On the Born and Markov approximations: Phonon relaxation and coherent excitation of adsorbed molecules

Abstract

The phonon relaxation of the vibrational adbond of an adsorbed molecule and a phonon-damped adbond irradiated by a laser are studied. In the first half of the paper, approximations are made within the Zwanzig projection operator formalism in order to arrive at a master equation for the reduced density operator of a small subsystem (the adbond) in contact with a reservoir (the phonons). The conditions of validity for the Born and Markov approximations are derived. It is shown that the master equation is only valid for times t≫τc, where τc is the characteristic time of the reservoir. These results are then applied to the phonon relaxation of the vibrational adbond of physisorbed molecules. It is shown that for CO adsorbed on Ni or Cu (a strongly bound physisorbed system) the Born and Markov approximations are not justified. For the weakly bound system Ar on W, numerical results show that these approximations can be made.
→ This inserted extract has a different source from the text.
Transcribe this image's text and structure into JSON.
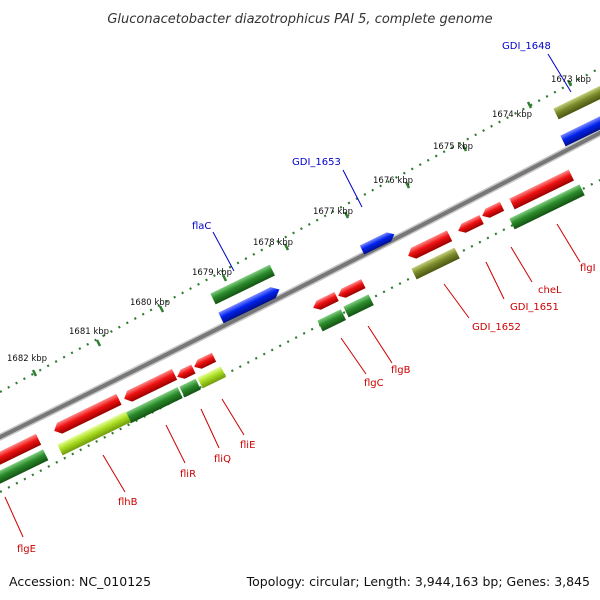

Finally, an adbond interacting with both laser radiation and lattice vibrations is considered. This system can be regarded as a subsystem (the adbond) in contact with two reservoirs, where the conditions for validity of the Markov approximation is then seen to be more severe than when each reservoir is considered independently. For the phonons, these conditions can never be matched. However, for an initial state given by an adbond in equilibrium with the lattice vibrations, the conditions for validity of the approximations prove to be the same as for the phonons and the laser considered independently.